I can see that Qt is installed in /opt on your 11.04. I guess that means you've built it yourself? Two solutions here:
Install Qt from Ubuntu's repository instead. It comes with the needed Gtk style. (Note that 11.04 also has Qt available; it's just that 12.04 installs it by default while 11.04 doesn't.)
When you build Qt, make sure to enable the Gtk style by passing the "-gtkstyle" option to the configure script. You will probably need to have all needed development packages for Gtk installed.

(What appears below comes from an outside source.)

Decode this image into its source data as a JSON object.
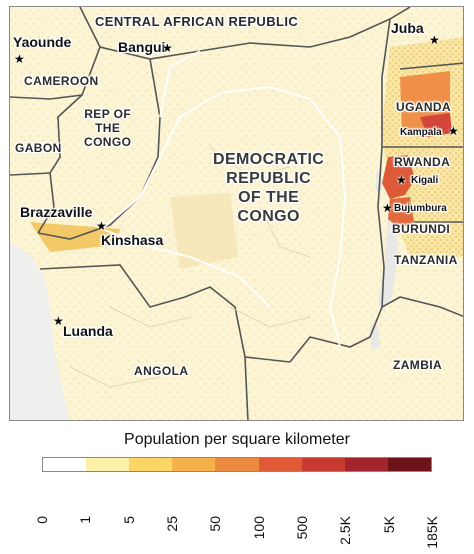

The display of text in the program is too ugly to be simply a problem of style. But the problem indeed lies in the process of building Qt. When I ran ./configure, I output the configure information into a log file and found things like
88 Xinerama support ....... no
89 Xcursor support ........ no
90 Xfixes support ......... no
91 Xrandr support ......... no
92 Xrender support ........ no
93 Xi support ............. no
Moreover, I found the Qt for X11 requirements here. Therefore I concluded that the problem lies in a lack of such libraries. And fortunately, everything works fine after installing them.